Bundan yaklaşık 67 yıl önce Birleşmiş Milletler tarafından 10 Aralık'ta ilan edilen 'İnsan Hakları Evrensel Bildirgesi'nin imzalandığı günlerden bu güne neler geçti diye bir bakıyorum. Dünya Ekonomik Forumu'nun 2014 yılında açıkladığı 'Küresel Toplumsal Cinsiyet Uçurum Raporu'na göre, sadece ülkemizde değil, dünyada da kadınların halen haklarından yararlanamamış olmalarının nedenlerini bulmaya çalışıyorum. Bunun karşılıksız ve sonuçsuz bir sorgulama olduğunu biliyorum ama yine de sora sora belki de bir gün bir grup tarafından ciddiye alınarak yavaş yavaş gelişmelerin görüleceğine inanıyorum.

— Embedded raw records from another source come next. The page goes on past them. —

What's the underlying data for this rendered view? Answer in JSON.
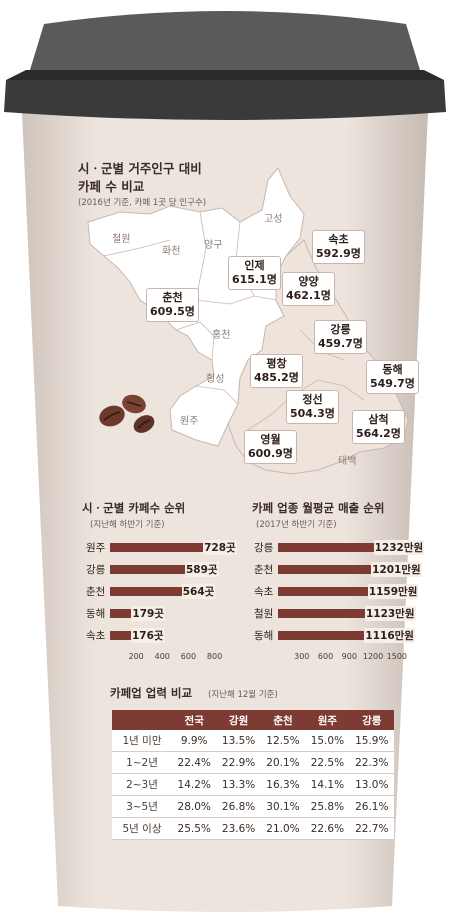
{
  "map": {
    "title_line1": "시ㆍ군별 거주인구 대비",
    "title_line2": "카페 수 비교",
    "subtitle": "(2016년 기준, 카페 1곳 당 인구수)",
    "plain_cities": [
      "고성",
      "철원",
      "화천",
      "양구",
      "홍천",
      "횡성",
      "원주",
      "태백"
    ],
    "stats": [
      {
        "city": "속초",
        "value": "592.9명"
      },
      {
        "city": "인제",
        "value": "615.1명"
      },
      {
        "city": "양양",
        "value": "462.1명"
      },
      {
        "city": "춘천",
        "value": "609.5명"
      },
      {
        "city": "강릉",
        "value": "459.7명"
      },
      {
        "city": "평창",
        "value": "485.2명"
      },
      {
        "city": "동해",
        "value": "549.7명"
      },
      {
        "city": "정선",
        "value": "504.3명"
      },
      {
        "city": "삼척",
        "value": "564.2명"
      },
      {
        "city": "영월",
        "value": "600.9명"
      }
    ]
  },
  "chart_data": [
    {
      "type": "bar",
      "title": "시ㆍ군별 카페수 순위",
      "subtitle": "(지난해 하반기 기준)",
      "categories": [
        "원주",
        "강릉",
        "춘천",
        "동해",
        "속초"
      ],
      "values": [
        728,
        589,
        564,
        179,
        176
      ],
      "value_labels": [
        "728곳",
        "589곳",
        "564곳",
        "179곳",
        "176곳"
      ],
      "xticks": [
        200,
        400,
        600,
        800
      ],
      "xlim": [
        0,
        880
      ]
    },
    {
      "type": "bar",
      "title": "카페 업종 월평균 매출 순위",
      "subtitle": "(2017년 하반기 기준)",
      "categories": [
        "강릉",
        "춘천",
        "속초",
        "철원",
        "동해"
      ],
      "values": [
        1232,
        1201,
        1159,
        1123,
        1116
      ],
      "value_labels": [
        "1232만원",
        "1201만원",
        "1159만원",
        "1123만원",
        "1116만원"
      ],
      "xticks": [
        300,
        600,
        900,
        1200,
        1500
      ],
      "xlim": [
        0,
        1540
      ]
    },
    {
      "type": "table",
      "title": "카페업 업력 비교",
      "subtitle": "(지난해 12월 기준)",
      "columns": [
        "전국",
        "강원",
        "춘천",
        "원주",
        "강릉"
      ],
      "rows": [
        {
          "label": "1년 미만",
          "values": [
            "9.9%",
            "13.5%",
            "12.5%",
            "15.0%",
            "15.9%"
          ]
        },
        {
          "label": "1~2년",
          "values": [
            "22.4%",
            "22.9%",
            "20.1%",
            "22.5%",
            "22.3%"
          ]
        },
        {
          "label": "2~3년",
          "values": [
            "14.2%",
            "13.3%",
            "16.3%",
            "14.1%",
            "13.0%"
          ]
        },
        {
          "label": "3~5년",
          "values": [
            "28.0%",
            "26.8%",
            "30.1%",
            "25.8%",
            "26.1%"
          ]
        },
        {
          "label": "5년 이상",
          "values": [
            "25.5%",
            "23.6%",
            "21.0%",
            "22.6%",
            "22.7%"
          ]
        }
      ]
    }
  ],
  "colors": {
    "cup": "#e6ddd5",
    "lid": "#3f3f3f",
    "bar": "#7e3b34",
    "map": "#ffffff",
    "map_east": "#eee4dc"
  }
}
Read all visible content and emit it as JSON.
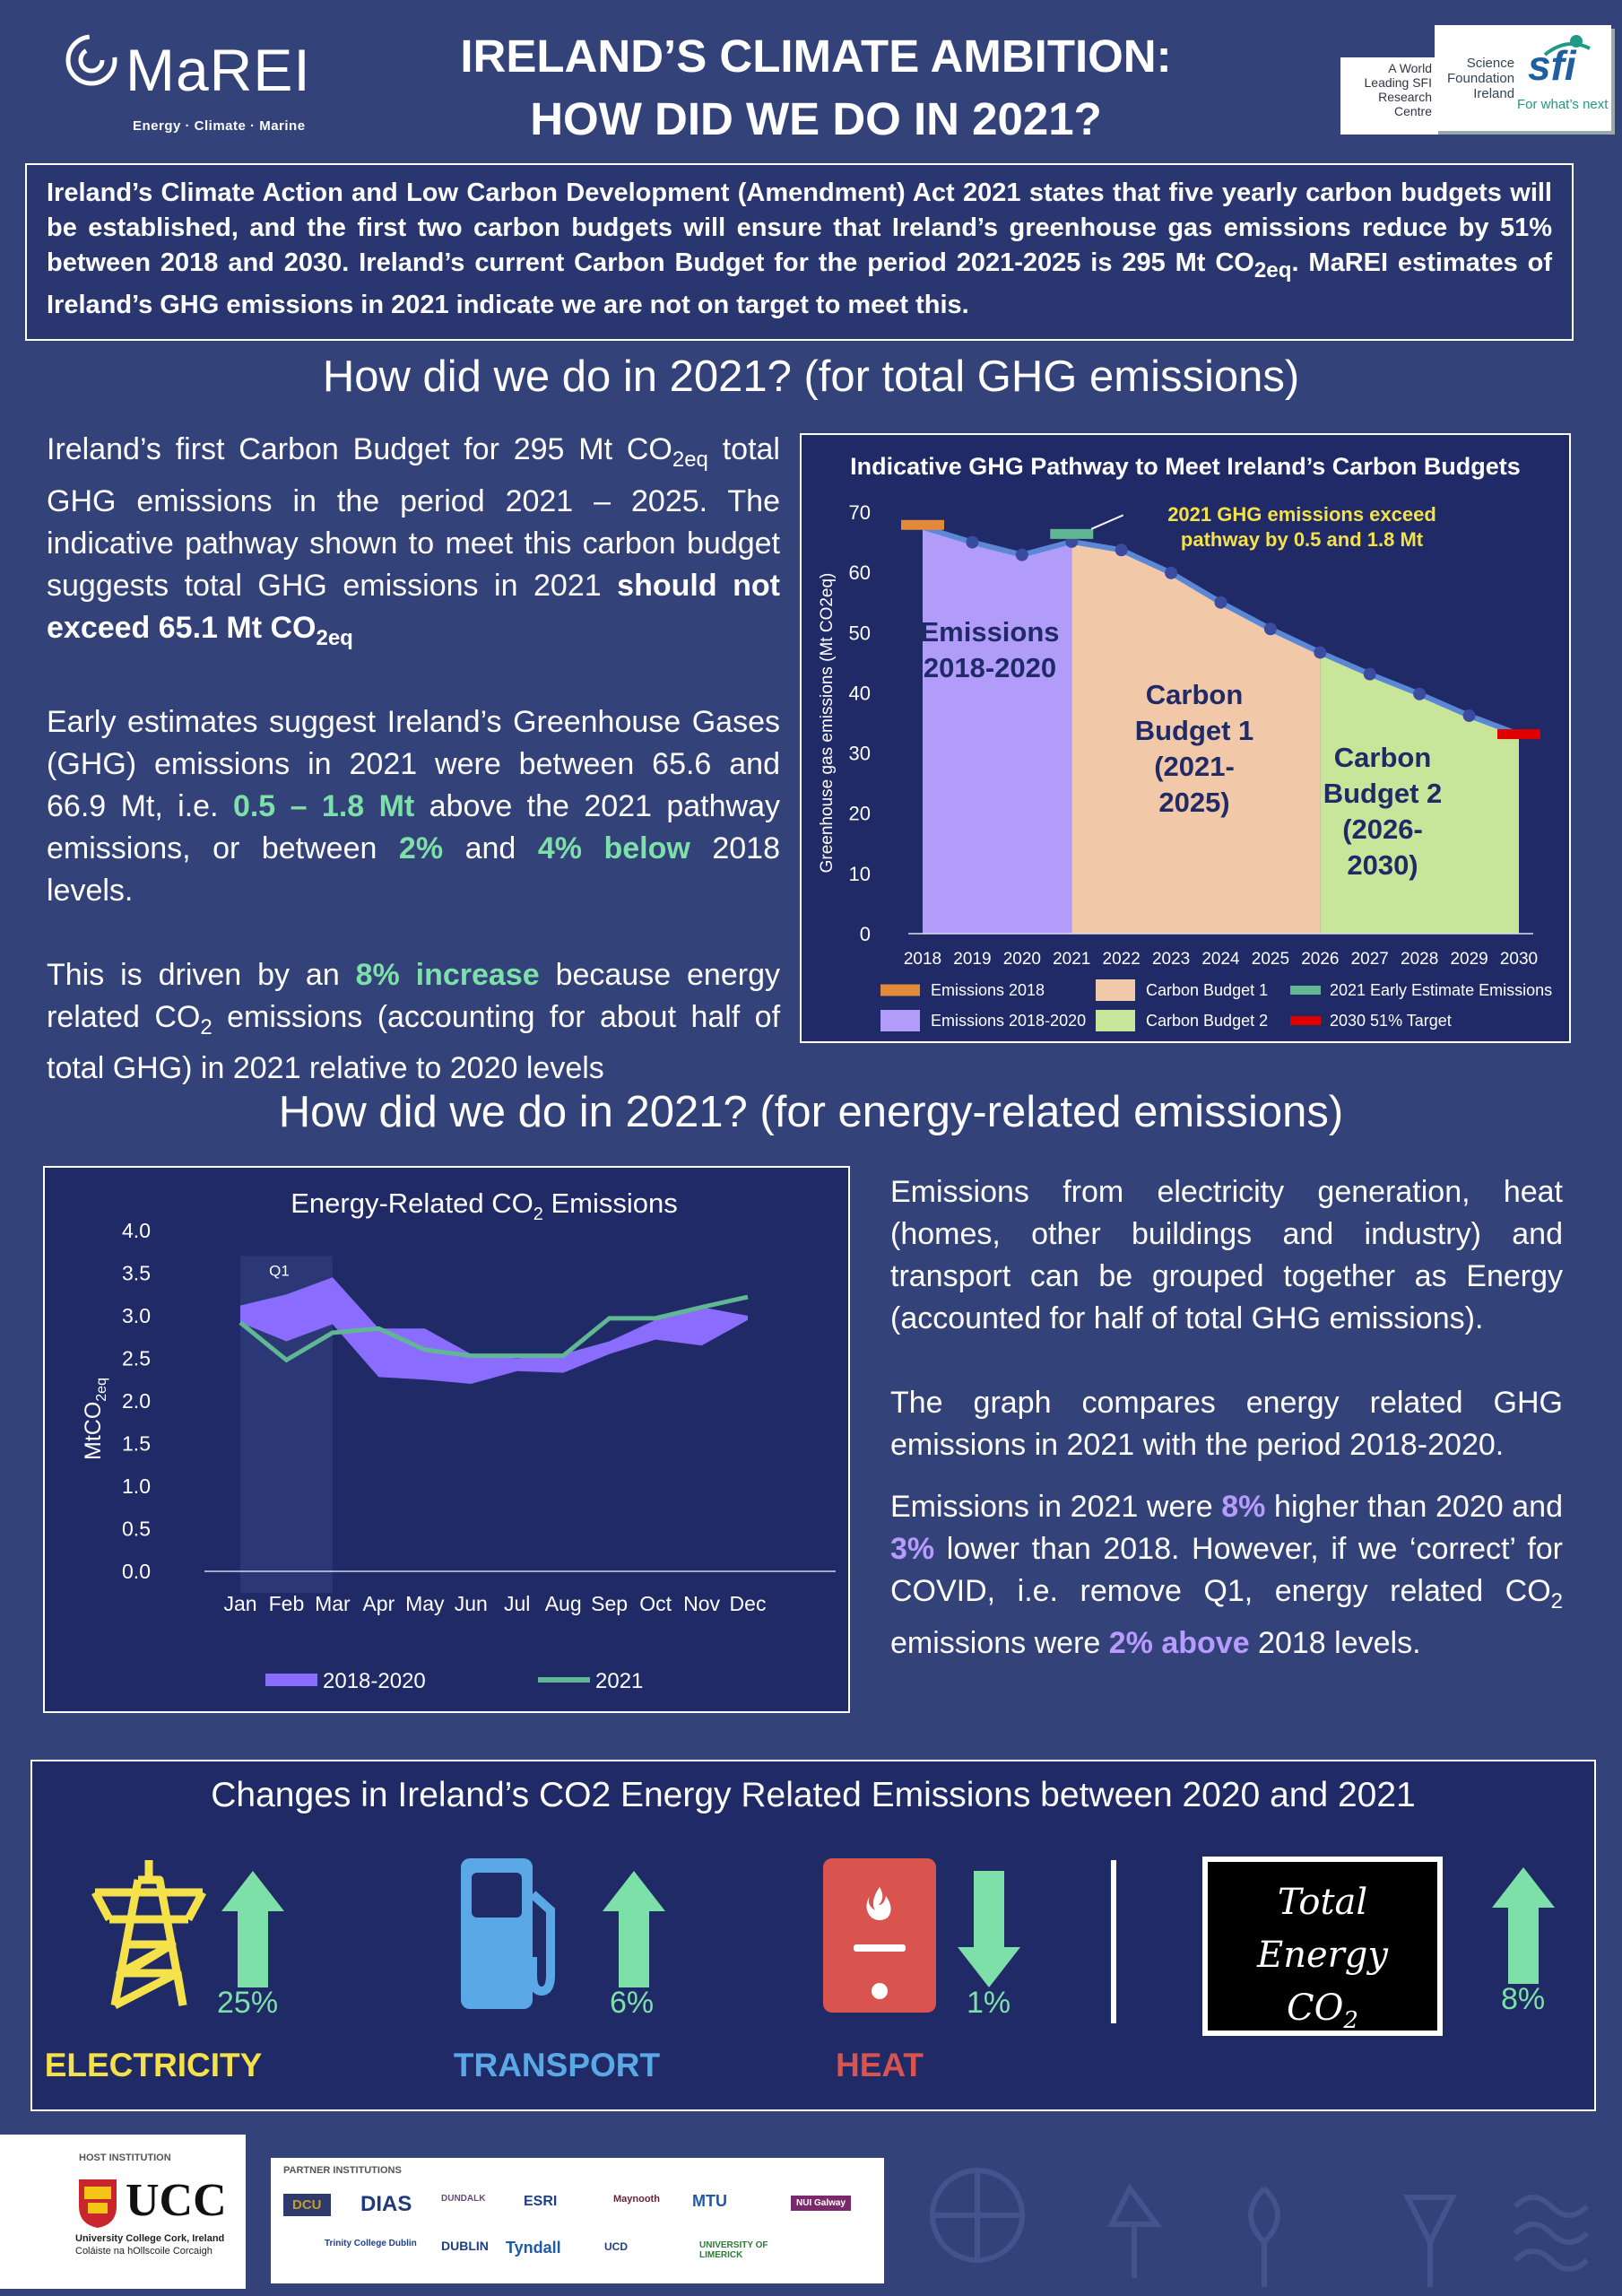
{
  "header": {
    "logo_text": "MaREI",
    "logo_tagline": "Energy · Climate · Marine",
    "title_line1": "IRELAND’S CLIMATE AMBITION:",
    "title_line2": "HOW DID WE DO IN 2021?",
    "sfi_card1": [
      "A World",
      "Leading SFI",
      "Research",
      "Centre"
    ],
    "sfi_card2_lines": [
      "Science",
      "Foundation",
      "Ireland"
    ],
    "sfi_mark": "sfi",
    "sfi_slogan": "For what’s next"
  },
  "intro": {
    "text_a": "Ireland’s Climate Action and Low Carbon Development (Amendment) Act 2021 states that five yearly carbon budgets will be established, and the first two carbon budgets will ensure that Ireland’s greenhouse gas emissions reduce by 51% between 2018 and 2030. Ireland’s current Carbon Budget for the period 2021-2025 is 295 Mt CO",
    "text_sub": "2eq",
    "text_b": ". MaREI estimates of Ireland’s GHG emissions in 2021 indicate we are not on target to meet this."
  },
  "section1": {
    "heading": "How did we do in 2021? (for total GHG emissions)",
    "p1_a": "Ireland’s first Carbon Budget for 295 Mt CO",
    "p1_sub": "2eq",
    "p1_b": " total GHG emissions in the period 2021 – 2025. The indicative pathway shown to meet this carbon budget suggests total GHG emissions in 2021 ",
    "p1_bold": "should not exceed 65.1 Mt CO",
    "p1_bold_sub": "2eq",
    "p2_a": "Early estimates suggest Ireland’s Greenhouse Gases (GHG) emissions in 2021 were between 65.6 and 66.9 Mt, i.e. ",
    "p2_g1": "0.5 – 1.8 Mt",
    "p2_b": " above the 2021 pathway emissions, or between ",
    "p2_g2": "2%",
    "p2_c": " and ",
    "p2_g3": "4% below",
    "p2_d": " 2018 levels.",
    "p3_a": "This is driven by an ",
    "p3_g": "8% increase",
    "p3_b": " because energy related CO",
    "p3_sub": "2",
    "p3_c": " emissions (accounting for about half of total GHG) in 2021 relative to 2020 levels"
  },
  "section2": {
    "heading": "How did we do in 2021? (for energy-related emissions)",
    "p1": "Emissions from electricity generation, heat (homes, other buildings and industry) and transport can be grouped together as Energy (accounted for half of total GHG emissions).",
    "p2": "The graph compares energy related GHG emissions in 2021 with the period 2018-2020.",
    "p3_a": "Emissions in 2021 were ",
    "p3_p1": "8%",
    "p3_b": " higher than 2020 and ",
    "p3_p2": "3%",
    "p3_c": " lower than 2018. However, if we ‘correct’ for COVID, i.e. remove Q1",
    "p3_d": ", energy related CO",
    "p3_sub": "2",
    "p3_e": " emissions were ",
    "p3_p3": "2% above",
    "p3_f": " 2018 levels."
  },
  "chart_data": [
    {
      "type": "area",
      "title": "Indicative GHG Pathway to Meet Ireland’s Carbon Budgets",
      "ylabel": "Greenhouse gas emissions (Mt CO2eq)",
      "xlabel": "",
      "ylim": [
        0,
        70
      ],
      "yticks": [
        0,
        10,
        20,
        30,
        40,
        50,
        60,
        70
      ],
      "x": [
        2018,
        2019,
        2020,
        2021,
        2022,
        2023,
        2024,
        2025,
        2026,
        2027,
        2028,
        2029,
        2030
      ],
      "pathway": [
        67.5,
        65.0,
        62.9,
        65.1,
        63.7,
        59.9,
        55.0,
        50.6,
        46.7,
        43.1,
        39.8,
        36.2,
        33.1
      ],
      "emissions_2018": 67.8,
      "early_estimate_2021": 66.3,
      "target_2030": 33.2,
      "regions": [
        {
          "name": "Emissions 2018-2020",
          "label": [
            "Emissions",
            "2018-2020"
          ],
          "from": 2018,
          "to": 2021,
          "color": "#b19cfa"
        },
        {
          "name": "Carbon Budget 1",
          "label": [
            "Carbon",
            "Budget 1",
            "(2021-",
            "2025)"
          ],
          "from": 2021,
          "to": 2026,
          "color": "#f2c9a8"
        },
        {
          "name": "Carbon Budget 2",
          "label": [
            "Carbon",
            "Budget 2",
            "(2026-",
            "2030)"
          ],
          "from": 2026,
          "to": 2030,
          "color": "#c8e59a"
        }
      ],
      "annotation": [
        "2021 GHG emissions exceed",
        "pathway by 0.5 and 1.8 Mt"
      ],
      "legend": [
        "Emissions 2018",
        "Carbon Budget 1",
        "2021 Early Estimate Emissions",
        "Emissions 2018-2020",
        "Carbon Budget 2",
        "2030 51% Target"
      ],
      "legend_colors": [
        "#e2893a",
        "#f2c9a8",
        "#5fb893",
        "#b19cfa",
        "#c8e59a",
        "#e00000"
      ]
    },
    {
      "type": "area",
      "title_a": "Energy-Related CO",
      "title_sub": "2",
      "title_b": " Emissions",
      "ylabel_a": "MtCO",
      "ylabel_sub": "2eq",
      "ylim": [
        0,
        4
      ],
      "yticks": [
        "0.0",
        "0.5",
        "1.0",
        "1.5",
        "2.0",
        "2.5",
        "3.0",
        "3.5",
        "4.0"
      ],
      "categories": [
        "Jan",
        "Feb",
        "Mar",
        "Apr",
        "May",
        "Jun",
        "Jul",
        "Aug",
        "Sep",
        "Oct",
        "Nov",
        "Dec"
      ],
      "band_2018_2020_high": [
        3.12,
        3.25,
        3.45,
        2.85,
        2.85,
        2.55,
        2.5,
        2.55,
        2.7,
        2.95,
        3.1,
        3.0
      ],
      "band_2018_2020_low": [
        2.92,
        2.7,
        2.9,
        2.28,
        2.25,
        2.2,
        2.35,
        2.33,
        2.55,
        2.72,
        2.65,
        2.95
      ],
      "series_2021": [
        2.92,
        2.48,
        2.8,
        2.85,
        2.6,
        2.53,
        2.53,
        2.53,
        2.97,
        2.97,
        3.1,
        3.22
      ],
      "q1_label": "Q1",
      "legend": [
        "2018-2020",
        "2021"
      ],
      "colors": {
        "band": "#8a6cff",
        "line": "#5fb893"
      }
    }
  ],
  "changes": {
    "title": "Changes in Ireland’s CO2 Energy Related Emissions between 2020 and 2021",
    "items": [
      {
        "name": "ELECTRICITY",
        "pct": "25%",
        "direction": "up",
        "icon": "pylon-icon",
        "color": "#f5e14a"
      },
      {
        "name": "TRANSPORT",
        "pct": "6%",
        "direction": "up",
        "icon": "fuel-pump-icon",
        "color": "#5aa9e6"
      },
      {
        "name": "HEAT",
        "pct": "1%",
        "direction": "down",
        "icon": "boiler-icon",
        "color": "#d9544f"
      }
    ],
    "total_lines": [
      "Total",
      "Energy"
    ],
    "total_co": "CO",
    "total_sub": "2",
    "total_pct": "8%",
    "arrow_color": "#7de0a8"
  },
  "footer": {
    "host_label": "HOST INSTITUTION",
    "host_name": "UCC",
    "host_sub1": "University College Cork, Ireland",
    "host_sub2": "Coláiste na hOllscoile Corcaigh",
    "partners_label": "PARTNER INSTITUTIONS",
    "partners_row1": [
      "DCU",
      "DIAS",
      "DUNDALK",
      "ESRI",
      "Maynooth",
      "MTU",
      "NUI Galway"
    ],
    "partners_row2": [
      "Trinity College Dublin",
      "DUBLIN",
      "Tyndall",
      "UCD",
      "UNIVERSITY OF LIMERICK"
    ]
  }
}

Dünyada 3 kadından 1'i, çoğunlukla eşinden cinsel yada fiziksel şiddet görüyor. Bir insanın kendisini en güvende hissettiği yer olduğunu söyleyen Serpil Yıldız: kadınlar evlerinde korkarak yaşıyorlar' diyerek, konunun önemini bir kez daha vurguluyor. Üstelik kadın cinayetleri artıkça, şiddetin diğer katmanlarını oluşturan 'tokat, hakaret, taciz' gün geçtikçe normalleştiriliyor.

BM Nüfus Fonu İcra Direktörü Dr.Babatunde Osotimehin: 'kadın hakları savunucusu erkekler artmalı; siyasi liderlik sürekli bu konular üzerinde iyileştirmeler yapmalı; dini liderler mücadelenin içine çekilmeli; kadınlar, gençler medya üzerinden etkin eletişime geçilmeli' şeklinde önerilerde bulunmaktadır.

Kadınların giydikleri kıyafetler nedeniyle, sellerden etkilenmelerine mi güleyim? Yoksa, şiddetin gün geçtikçe aileler içinde yaşanmasına ve çocuk yaşta evliklerin artmasına mı bakayım anlayamadım. Ama bildiğim tek konu var ki: Bu konuların çözümüne, erkek siyasetçileri ikna edemeden çözüm bulunamayacağının artık kesin olmasıdır.


Acaba diyorum, bütün bu sözlerime, bir kadın, anne, akademisyen olarak, önce 'oğluma', sonra 'erkek öğrencilerime', sonra da eğitim verdiğim 'erkeklere' mi atfetsem? Ne dersiniz? Ne demem gerekiyor ?!